More on the subject here:
https://www.canarymedia.com/articles/wind/wind-turbines-kill-too-many-birds-and-bats-how-can-we-make-them-safer
Of course this is an extreme example, but I am testing an extreme hypothesis, showing that the tech giants will cut off entire markets if suitably provoked. But of course it would never get that far, voter pressure on the UK government (which Putin does not have to worry about) would mean London would seek a compromise with Cupertino, probably quite a humiliating compromise for a sovereign nation cowed by a mere corporation
The FDA vaccine committee meeting on how to update next season's flu vaccine was abruptly cancelled today with no explanation, CBS confirms via Dr Paul Offitt
https://x.com/margbrennan/status/1894893405609541707
One of the big two - probably both? - will go FOOM soon and then they will be so far out of reach the attempt to catch up will be futile
That said, once the robots are really ruling the world, they might turn Beijing and Washington into gloop, just for the lolz, so it won't matter. Such are the unique properties of an Event Horizon
Edit - though once again the Telegraph should sack their writers -or reprogramme their AI.

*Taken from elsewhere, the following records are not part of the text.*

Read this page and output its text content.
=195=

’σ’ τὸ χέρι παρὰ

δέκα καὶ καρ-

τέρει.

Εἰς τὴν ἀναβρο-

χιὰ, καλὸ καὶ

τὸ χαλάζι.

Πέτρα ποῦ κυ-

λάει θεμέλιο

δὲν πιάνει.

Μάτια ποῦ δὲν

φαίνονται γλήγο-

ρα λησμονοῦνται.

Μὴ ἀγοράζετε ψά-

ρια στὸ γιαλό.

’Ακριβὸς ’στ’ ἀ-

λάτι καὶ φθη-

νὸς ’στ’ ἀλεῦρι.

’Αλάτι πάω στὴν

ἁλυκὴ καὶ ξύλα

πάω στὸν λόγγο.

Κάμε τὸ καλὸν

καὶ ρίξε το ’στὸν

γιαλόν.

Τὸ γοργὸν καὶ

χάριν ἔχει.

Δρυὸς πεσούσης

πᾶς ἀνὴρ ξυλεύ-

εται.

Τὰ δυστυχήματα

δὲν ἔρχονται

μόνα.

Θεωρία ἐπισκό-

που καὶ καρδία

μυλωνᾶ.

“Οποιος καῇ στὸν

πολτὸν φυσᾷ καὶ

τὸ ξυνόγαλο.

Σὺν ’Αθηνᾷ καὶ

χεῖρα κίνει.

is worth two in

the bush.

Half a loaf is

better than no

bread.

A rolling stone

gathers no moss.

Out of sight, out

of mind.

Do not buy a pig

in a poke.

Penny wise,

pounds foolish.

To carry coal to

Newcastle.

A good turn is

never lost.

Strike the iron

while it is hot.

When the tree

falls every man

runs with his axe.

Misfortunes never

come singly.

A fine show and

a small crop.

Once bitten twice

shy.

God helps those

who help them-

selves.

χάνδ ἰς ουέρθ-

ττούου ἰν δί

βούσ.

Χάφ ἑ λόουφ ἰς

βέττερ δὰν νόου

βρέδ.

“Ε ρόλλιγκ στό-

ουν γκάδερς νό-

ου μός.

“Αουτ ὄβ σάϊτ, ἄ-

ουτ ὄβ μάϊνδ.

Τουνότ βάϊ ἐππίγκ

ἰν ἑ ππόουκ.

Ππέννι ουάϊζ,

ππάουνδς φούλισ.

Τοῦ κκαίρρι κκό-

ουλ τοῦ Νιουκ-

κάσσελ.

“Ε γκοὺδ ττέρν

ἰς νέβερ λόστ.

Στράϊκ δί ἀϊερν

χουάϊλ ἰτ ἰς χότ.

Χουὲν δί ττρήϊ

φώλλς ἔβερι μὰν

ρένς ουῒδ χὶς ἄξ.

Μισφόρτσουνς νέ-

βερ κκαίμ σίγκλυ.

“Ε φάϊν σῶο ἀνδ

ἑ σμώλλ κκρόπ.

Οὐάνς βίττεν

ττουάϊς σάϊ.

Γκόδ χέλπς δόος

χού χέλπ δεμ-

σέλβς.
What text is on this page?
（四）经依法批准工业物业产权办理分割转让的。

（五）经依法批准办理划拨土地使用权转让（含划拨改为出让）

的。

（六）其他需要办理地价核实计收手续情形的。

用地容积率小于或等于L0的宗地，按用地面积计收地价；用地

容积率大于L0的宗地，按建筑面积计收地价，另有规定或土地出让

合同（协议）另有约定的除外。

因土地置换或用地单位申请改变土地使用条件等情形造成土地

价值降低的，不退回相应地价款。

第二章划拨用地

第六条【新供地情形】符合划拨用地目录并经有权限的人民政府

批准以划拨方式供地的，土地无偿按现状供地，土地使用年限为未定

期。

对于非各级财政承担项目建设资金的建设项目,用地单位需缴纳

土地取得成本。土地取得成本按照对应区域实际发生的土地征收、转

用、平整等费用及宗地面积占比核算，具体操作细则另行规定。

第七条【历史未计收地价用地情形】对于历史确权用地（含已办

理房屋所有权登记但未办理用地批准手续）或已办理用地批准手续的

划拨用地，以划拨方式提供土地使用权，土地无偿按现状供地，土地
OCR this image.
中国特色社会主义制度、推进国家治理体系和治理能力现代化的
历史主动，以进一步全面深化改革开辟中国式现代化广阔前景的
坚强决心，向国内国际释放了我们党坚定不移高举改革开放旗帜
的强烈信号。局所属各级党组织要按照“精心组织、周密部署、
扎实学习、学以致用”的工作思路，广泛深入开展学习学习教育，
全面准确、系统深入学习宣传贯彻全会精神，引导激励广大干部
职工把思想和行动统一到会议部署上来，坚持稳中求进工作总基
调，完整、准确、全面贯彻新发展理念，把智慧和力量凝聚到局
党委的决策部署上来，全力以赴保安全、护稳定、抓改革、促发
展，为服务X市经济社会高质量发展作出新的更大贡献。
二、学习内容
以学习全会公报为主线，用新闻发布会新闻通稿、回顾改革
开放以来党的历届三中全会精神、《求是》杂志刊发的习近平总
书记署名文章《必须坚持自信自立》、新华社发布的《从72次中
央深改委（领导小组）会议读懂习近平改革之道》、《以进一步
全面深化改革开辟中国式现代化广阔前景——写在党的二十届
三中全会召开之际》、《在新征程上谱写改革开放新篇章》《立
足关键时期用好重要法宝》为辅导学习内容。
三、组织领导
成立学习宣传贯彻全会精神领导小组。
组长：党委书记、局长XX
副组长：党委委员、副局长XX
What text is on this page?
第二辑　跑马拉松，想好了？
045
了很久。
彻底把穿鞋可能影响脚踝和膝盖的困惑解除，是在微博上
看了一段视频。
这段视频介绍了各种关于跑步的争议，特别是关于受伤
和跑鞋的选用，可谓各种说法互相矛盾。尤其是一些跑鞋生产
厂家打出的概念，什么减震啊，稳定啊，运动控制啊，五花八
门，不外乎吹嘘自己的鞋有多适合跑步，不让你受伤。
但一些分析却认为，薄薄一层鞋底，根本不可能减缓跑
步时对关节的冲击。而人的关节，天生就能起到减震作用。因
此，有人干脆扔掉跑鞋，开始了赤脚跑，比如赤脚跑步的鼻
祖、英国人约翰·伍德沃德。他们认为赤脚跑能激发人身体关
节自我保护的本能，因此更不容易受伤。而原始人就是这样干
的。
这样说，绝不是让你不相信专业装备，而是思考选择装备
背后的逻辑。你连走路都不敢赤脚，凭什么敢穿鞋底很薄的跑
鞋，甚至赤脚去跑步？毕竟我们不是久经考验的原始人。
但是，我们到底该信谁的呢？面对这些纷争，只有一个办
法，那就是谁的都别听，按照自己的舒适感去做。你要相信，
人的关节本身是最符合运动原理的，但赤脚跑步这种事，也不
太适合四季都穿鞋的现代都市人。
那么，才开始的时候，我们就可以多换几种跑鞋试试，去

"Hollywood star best known for his role in Bonnie and Clyde ..."
I mean really??
The French Connection, Unforgiven, Mississippi Burning, Superman, The Royal Tenenbaums?
And they say his best known role was Bonnie and Clyde?
#!/bin/perl -s-- -export-a-crypto-system-sig -RSA-3-lines-PERL
$m=unpack(H.$w,$m."\0"x$w),$_=`echo "16do$w 2+4Oi0$d*-^1[d2%Sa
2/d0<X+d*La1=z\U$n%0]SX$k"[$m*]\EszlXx++p|dc`,s/^.|\W//g,print
pack('H*',$_)while read(STDIN,$m,($w=2*$d-1+length$n&~1)/2)
That’s unlimited key length encryption. Right there.
Putting a back door in everything will make the whole world vulnerable.
And here’s a fun one. The politicians are addicted to WhatsApp. With a back door open to law enforcement under a sealed warrant…. Do you think Trump would hold back?
Andrew Tate has left Romania for US by private jet, reports say
https://x.com/thedailybeast/status/1895032468605915429
https://wildlife.org/painting-a-single-turbine-blade-saves-birds-lives/
Good morning, everybody.
Can I ask AI experts a question. When AI is asked whether or not it possesses sentience, consciousness, awareness etc, has AI yet produced interesting or convincing replies, dialogues or conversations in either direction?